The principal objective of the present work is to experimentally investigate the droplet behavior of air-assisted spray. Simultaneous measurements of droplet sizes and velocities were made by phase-Doppler particle analyzer with particular emphasis on droplet size distribution, gas-droplet interactions and droplet collision. The experimental results show that air-assisted spray is composed of bulk of tiny droplets entrained by high-speed air flow. The calculated Stokes numbers of selected tracer droplets with diameter less than 5 μm show that these droplets follow the air flow faithfully and thus can be used to estimate the local air flow velocity.

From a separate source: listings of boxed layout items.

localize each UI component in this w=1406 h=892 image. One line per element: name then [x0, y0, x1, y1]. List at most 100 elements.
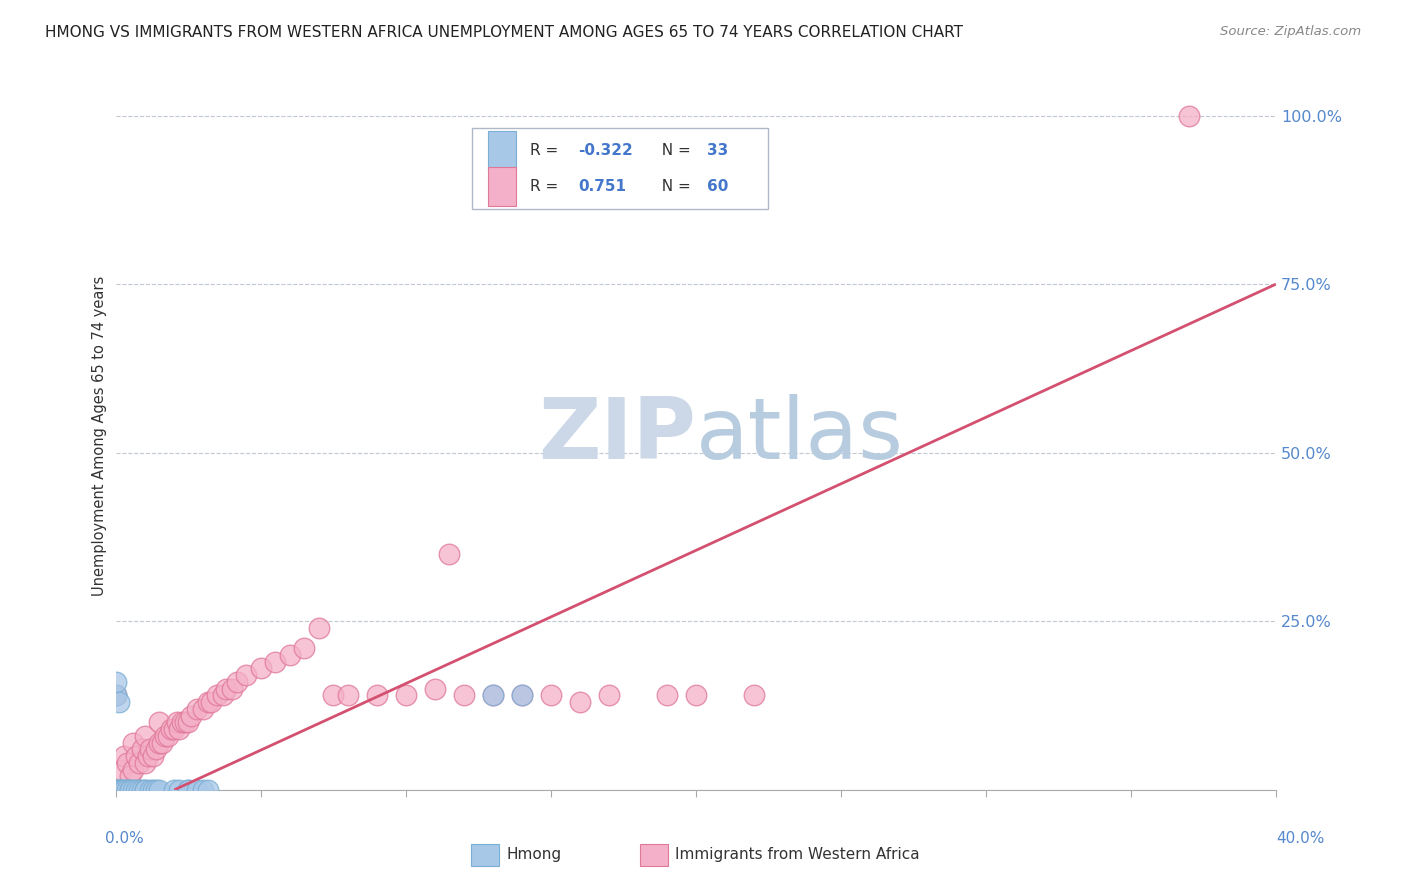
- Point: [122, 735, 145, 749]
- Point: [186, 702, 208, 716]
- Point: [148, 715, 170, 730]
- Point: [145, 782, 167, 797]
- Text: R =: R =: [530, 179, 562, 194]
- Point: [322, 689, 344, 703]
- Text: 0.751: 0.751: [579, 179, 627, 194]
- Point: [148, 735, 170, 749]
- Point: [685, 689, 707, 703]
- Point: [122, 782, 145, 797]
- Point: [117, 756, 139, 770]
- Point: [439, 547, 461, 561]
- Point: [177, 715, 200, 730]
- Point: [197, 695, 219, 709]
- Point: [212, 689, 235, 703]
- Point: [104, 689, 127, 703]
- Point: [191, 782, 214, 797]
- Point: [163, 722, 186, 736]
- Point: [177, 782, 200, 797]
- Point: [122, 763, 145, 777]
- Text: Immigrants from Western Africa: Immigrants from Western Africa: [675, 847, 920, 862]
- Point: [107, 782, 129, 797]
- Text: -0.322: -0.322: [579, 144, 633, 158]
- Text: atlas: atlas: [696, 394, 904, 477]
- Point: [134, 782, 156, 797]
- Point: [568, 695, 591, 709]
- Point: [134, 756, 156, 770]
- Point: [540, 689, 562, 703]
- Point: [110, 782, 132, 797]
- Text: N =: N =: [652, 179, 696, 194]
- Point: [453, 689, 475, 703]
- Point: [180, 708, 202, 723]
- Point: [235, 668, 257, 682]
- Point: [166, 715, 188, 730]
- Text: Hmong: Hmong: [506, 847, 561, 862]
- Y-axis label: Unemployment Among Ages 65 to 74 years: Unemployment Among Ages 65 to 74 years: [93, 276, 107, 596]
- Point: [120, 769, 142, 783]
- Point: [1178, 109, 1201, 123]
- Point: [510, 689, 533, 703]
- Point: [510, 689, 533, 703]
- Point: [655, 689, 678, 703]
- Point: [120, 782, 142, 797]
- Point: [125, 749, 148, 764]
- Point: [226, 674, 249, 689]
- Text: 60: 60: [707, 179, 728, 194]
- Text: N =: N =: [652, 144, 696, 158]
- Point: [264, 655, 287, 669]
- Point: [112, 782, 135, 797]
- Point: [117, 782, 139, 797]
- Text: R =: R =: [530, 144, 562, 158]
- Point: [481, 689, 503, 703]
- Point: [423, 681, 446, 696]
- Point: [120, 782, 142, 797]
- Point: [153, 729, 176, 743]
- Bar: [488, 131, 516, 170]
- Point: [128, 782, 150, 797]
- Point: [112, 749, 135, 764]
- Point: [110, 782, 132, 797]
- Point: [215, 681, 238, 696]
- Point: [139, 742, 162, 756]
- Point: [110, 763, 132, 777]
- Point: [292, 641, 315, 656]
- Text: HMONG VS IMMIGRANTS FROM WESTERN AFRICA UNEMPLOYMENT AMONG AGES 65 TO 74 YEARS C: HMONG VS IMMIGRANTS FROM WESTERN AFRICA …: [45, 25, 963, 40]
- Point: [107, 782, 129, 797]
- Point: [481, 689, 503, 703]
- Point: [395, 689, 418, 703]
- Point: [112, 782, 135, 797]
- Point: [139, 782, 162, 797]
- Point: [172, 715, 194, 730]
- Point: [134, 729, 156, 743]
- Point: [278, 648, 301, 662]
- Point: [308, 621, 330, 635]
- Point: [163, 782, 186, 797]
- Point: [134, 782, 156, 797]
- Point: [107, 782, 129, 797]
- Point: [221, 681, 243, 696]
- Point: [156, 729, 179, 743]
- Point: [191, 702, 214, 716]
- Point: [125, 782, 148, 797]
- Point: [169, 782, 191, 797]
- Point: [336, 689, 359, 703]
- Point: [159, 722, 181, 736]
- Point: [200, 695, 222, 709]
- Text: 40.0%: 40.0%: [1277, 831, 1324, 846]
- Bar: [472, 128, 768, 210]
- Point: [169, 722, 191, 736]
- Point: [142, 782, 165, 797]
- Point: [107, 695, 129, 709]
- Point: [131, 742, 153, 756]
- Point: [598, 689, 620, 703]
- Point: [186, 782, 208, 797]
- Bar: [488, 167, 516, 206]
- Point: [128, 756, 150, 770]
- Point: [150, 735, 173, 749]
- Point: [104, 782, 127, 797]
- Point: [145, 742, 167, 756]
- Point: [104, 689, 127, 703]
- Point: [205, 689, 228, 703]
- Text: 33: 33: [707, 144, 728, 158]
- Point: [174, 715, 197, 730]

The Reynolds number of local gas phase was found to be larger than the order of 10⁴. The analysis of the disintegration of discrete droplets indicates that the sampled droplets basically will not undergo shear breakup, but there is a possibility of turbulent breakup (Lasheras et al. J. Fluid Mech., vol. 357, 1998, pp. 351–379). A simplified calculation method based on classical concepts of binary droplet collision were adopted to describe the collision of unequal-size droplets and collision outcome within spray under different gas to liquid ratios (GLR). The coalescence possibility of all the collision outcomes is relatively considerable and found to be influenced by GLR of air-assisted spray.